Those servers probably couldn’t handle this game though, because this is WoW classic, not the 1.12 client, which is completely different.
It’s not a money issue, it’s an issue of how the millions upon millions of lines of code are structured to optimize and accomodate for other things than large scale pvp, because classic is based on the legion client.
This was not the reason I was given in a ticket, in the ticket they stated it was ISP exchanges just before reaching blizzard that get flooded with traffic in large scale PvP battles and we get packet loss. The same issue happens in retail in the battle for nazjatar.
Not sure how to resolve but they need to make a plan.
If you say so, it must be true. Also, maybe, just hinting the problem can be caused by using virtual machines, because it’s cheaper, which is also, you know, a money issue.
Can’t really do that though, they want to have things like battle.net integration, layering, color blind mode, etc., not to mention all the bugs and exploitable code they’ve fixed since using that client, and all the optimization.

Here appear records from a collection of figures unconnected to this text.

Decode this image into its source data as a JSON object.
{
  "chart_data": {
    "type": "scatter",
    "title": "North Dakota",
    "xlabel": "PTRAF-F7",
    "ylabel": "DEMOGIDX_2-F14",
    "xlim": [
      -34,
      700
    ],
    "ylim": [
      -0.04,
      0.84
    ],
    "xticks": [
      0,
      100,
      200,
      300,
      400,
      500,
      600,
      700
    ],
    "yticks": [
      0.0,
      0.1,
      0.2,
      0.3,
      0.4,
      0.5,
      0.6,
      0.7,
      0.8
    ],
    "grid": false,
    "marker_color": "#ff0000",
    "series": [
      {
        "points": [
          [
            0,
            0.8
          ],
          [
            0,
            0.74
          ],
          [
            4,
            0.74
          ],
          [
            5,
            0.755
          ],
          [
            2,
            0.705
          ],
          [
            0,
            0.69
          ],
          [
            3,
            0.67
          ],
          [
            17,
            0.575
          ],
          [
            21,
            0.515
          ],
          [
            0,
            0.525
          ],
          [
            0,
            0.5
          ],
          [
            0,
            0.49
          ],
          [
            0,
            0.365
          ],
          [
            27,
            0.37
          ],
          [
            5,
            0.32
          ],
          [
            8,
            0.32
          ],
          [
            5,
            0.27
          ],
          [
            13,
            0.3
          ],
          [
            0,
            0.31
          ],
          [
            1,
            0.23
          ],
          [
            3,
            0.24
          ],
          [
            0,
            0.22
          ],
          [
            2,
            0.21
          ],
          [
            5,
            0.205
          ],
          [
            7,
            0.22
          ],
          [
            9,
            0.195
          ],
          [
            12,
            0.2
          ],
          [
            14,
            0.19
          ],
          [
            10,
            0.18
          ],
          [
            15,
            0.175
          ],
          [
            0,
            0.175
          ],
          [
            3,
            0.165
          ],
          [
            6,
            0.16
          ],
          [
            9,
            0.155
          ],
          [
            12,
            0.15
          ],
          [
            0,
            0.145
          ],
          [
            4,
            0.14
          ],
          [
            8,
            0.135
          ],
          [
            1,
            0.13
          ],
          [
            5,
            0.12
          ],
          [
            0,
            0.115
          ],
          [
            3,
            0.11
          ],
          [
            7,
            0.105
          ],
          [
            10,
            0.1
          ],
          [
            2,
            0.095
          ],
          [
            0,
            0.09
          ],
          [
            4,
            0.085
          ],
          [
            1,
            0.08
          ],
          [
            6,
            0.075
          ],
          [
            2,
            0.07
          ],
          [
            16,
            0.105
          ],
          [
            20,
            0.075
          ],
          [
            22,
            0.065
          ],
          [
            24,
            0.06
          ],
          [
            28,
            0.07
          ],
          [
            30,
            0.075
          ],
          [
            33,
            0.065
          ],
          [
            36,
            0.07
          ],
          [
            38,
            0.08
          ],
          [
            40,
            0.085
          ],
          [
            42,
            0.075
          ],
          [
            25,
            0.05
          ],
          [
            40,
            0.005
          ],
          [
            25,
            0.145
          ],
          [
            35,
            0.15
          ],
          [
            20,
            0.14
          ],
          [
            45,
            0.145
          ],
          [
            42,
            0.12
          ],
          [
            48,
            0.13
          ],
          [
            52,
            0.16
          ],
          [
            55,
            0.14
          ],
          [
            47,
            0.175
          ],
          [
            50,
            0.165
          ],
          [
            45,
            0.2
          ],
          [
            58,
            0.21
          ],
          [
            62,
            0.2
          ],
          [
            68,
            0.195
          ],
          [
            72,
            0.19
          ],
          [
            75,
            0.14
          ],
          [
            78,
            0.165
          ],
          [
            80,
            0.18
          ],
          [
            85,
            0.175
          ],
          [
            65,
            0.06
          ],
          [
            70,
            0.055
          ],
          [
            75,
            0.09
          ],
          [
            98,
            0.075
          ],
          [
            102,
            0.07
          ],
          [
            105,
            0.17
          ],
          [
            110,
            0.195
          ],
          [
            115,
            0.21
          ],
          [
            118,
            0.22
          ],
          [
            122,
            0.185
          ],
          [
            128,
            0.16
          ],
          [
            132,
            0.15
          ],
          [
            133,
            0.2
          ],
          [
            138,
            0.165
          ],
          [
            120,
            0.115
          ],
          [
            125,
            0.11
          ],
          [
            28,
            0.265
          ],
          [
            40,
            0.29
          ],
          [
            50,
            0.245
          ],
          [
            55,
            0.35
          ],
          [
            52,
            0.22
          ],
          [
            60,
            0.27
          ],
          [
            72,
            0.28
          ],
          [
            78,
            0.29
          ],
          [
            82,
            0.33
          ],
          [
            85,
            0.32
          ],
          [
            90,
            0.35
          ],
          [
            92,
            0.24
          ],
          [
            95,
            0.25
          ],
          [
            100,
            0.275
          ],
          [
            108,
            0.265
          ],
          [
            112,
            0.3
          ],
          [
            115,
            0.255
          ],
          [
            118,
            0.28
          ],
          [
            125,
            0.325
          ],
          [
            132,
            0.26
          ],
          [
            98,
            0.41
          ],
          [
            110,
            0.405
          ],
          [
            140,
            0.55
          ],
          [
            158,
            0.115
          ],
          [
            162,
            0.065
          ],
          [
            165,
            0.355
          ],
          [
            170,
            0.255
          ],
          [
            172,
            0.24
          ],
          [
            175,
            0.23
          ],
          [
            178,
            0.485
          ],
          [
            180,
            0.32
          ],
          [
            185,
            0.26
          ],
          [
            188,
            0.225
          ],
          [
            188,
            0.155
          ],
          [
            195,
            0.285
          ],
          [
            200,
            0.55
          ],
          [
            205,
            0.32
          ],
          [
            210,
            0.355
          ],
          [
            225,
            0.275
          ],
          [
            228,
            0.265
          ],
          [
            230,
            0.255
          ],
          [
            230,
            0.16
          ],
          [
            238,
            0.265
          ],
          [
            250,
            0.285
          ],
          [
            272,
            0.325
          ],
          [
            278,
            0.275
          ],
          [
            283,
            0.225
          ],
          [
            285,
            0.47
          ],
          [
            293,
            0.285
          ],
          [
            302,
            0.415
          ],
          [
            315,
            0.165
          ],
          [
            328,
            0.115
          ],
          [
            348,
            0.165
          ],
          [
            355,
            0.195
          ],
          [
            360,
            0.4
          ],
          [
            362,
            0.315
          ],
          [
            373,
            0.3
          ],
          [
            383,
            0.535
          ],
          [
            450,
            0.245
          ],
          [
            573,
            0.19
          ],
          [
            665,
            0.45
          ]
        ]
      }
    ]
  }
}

Because catering to the 0.0000001% of the pop that is color blind is more important than having a working product. Also color blind is litteraly just a client side shader, so a trivial issue to implement. High pop was fixed in another way on nost servers. Battlenet integration is a joke. Oh and classic wow has had more bugs and dupes that nost core currently has
The one point i will admit classic does better is dynamic memory writing, which makes injection bots almost impossible to work, but cheaters just use color bots now so its w/e
It is always a money issue one way or the other. Either they need to spend money on hardware or they need to spend money hiring competent personnel… or both. What you are trying to do is pretend that this is somehow completely impossible to solve. If that is the case then Blizzard should admit it and advice players to look elsewhere for an MMO to play.
They could probably do what people are asking for, but they’d likely have to delay the release until 2021 or 2022, and I’m guessing most people prefer what we have to that.
Every wonder why some old games don’t work on Windows10?
If your base which is battle.net, layers, server specs amongst other aspects aren’t compatible with your client (in this case Nost’s vanilla) then you reverse engineer the client that does, aka Legion. The issue is you pick up that clients issues, the upside is you don’t spend a few years creating a whole new client.